Reizvolles Ronda: Auf den Spuren von Hemingway und Rilke
Nur etwas mehr als eine Stunde von der überfüllten Costa del Sol entfernt: Ein andalusisches Dorf, umgeben von Olivenhainen, Pinienwäldern und Weingütern, das Ruhe ausstrahlt und auch Touristen für ein paar Stunden zur Besinnung kommen lässt. Auf dem Weg hinauf nach Ronda versteht man, was Schriftsteller wie Rainer Maria Rilke und Ernest Hemingway, James Joyce, Somerset Maugham und Rudyard Kipling fasziniert hat: Ein gigantischer Felsen, der auf seinen Schultern ein kleines Dorf trägt, wie Rilke im Winter des Jahres 1913 lyrisch registriert.

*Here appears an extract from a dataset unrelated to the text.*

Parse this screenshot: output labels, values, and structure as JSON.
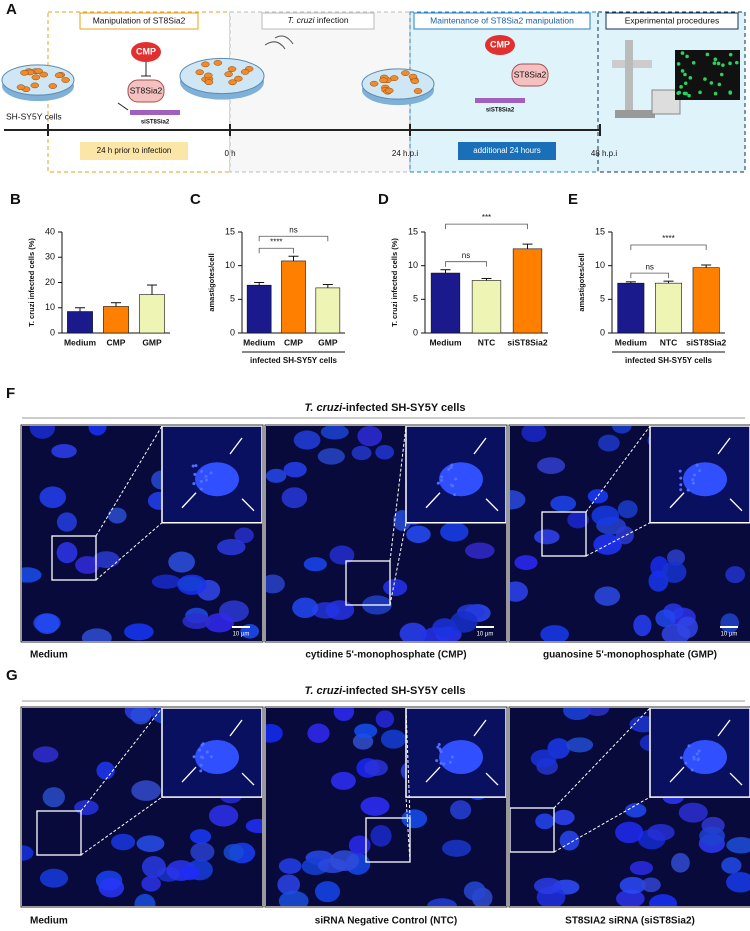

1974 pilgert auch der Reiseliterat und ewige Nomade Bruce Chatwin in das pittoreske Bergstädtchen. Und vor 30 Jahren erreicht Peter Handke im Autobus von Málaga kommend Ronda – mit atemberaubendem Ausblick auf das Ensemble der weiß getünchten Häuser – und steigt alleine zu den Mühlen am Tajo-Fluss hinunter. Zu Rilkes Zeiten führte noch La Mina, eine beklemmend enge, in den Felsen gehauene Wendeltreppe über 365 Stufen wie ein senkrechter Tunnel hinunter bis ans Wasser des Flusses.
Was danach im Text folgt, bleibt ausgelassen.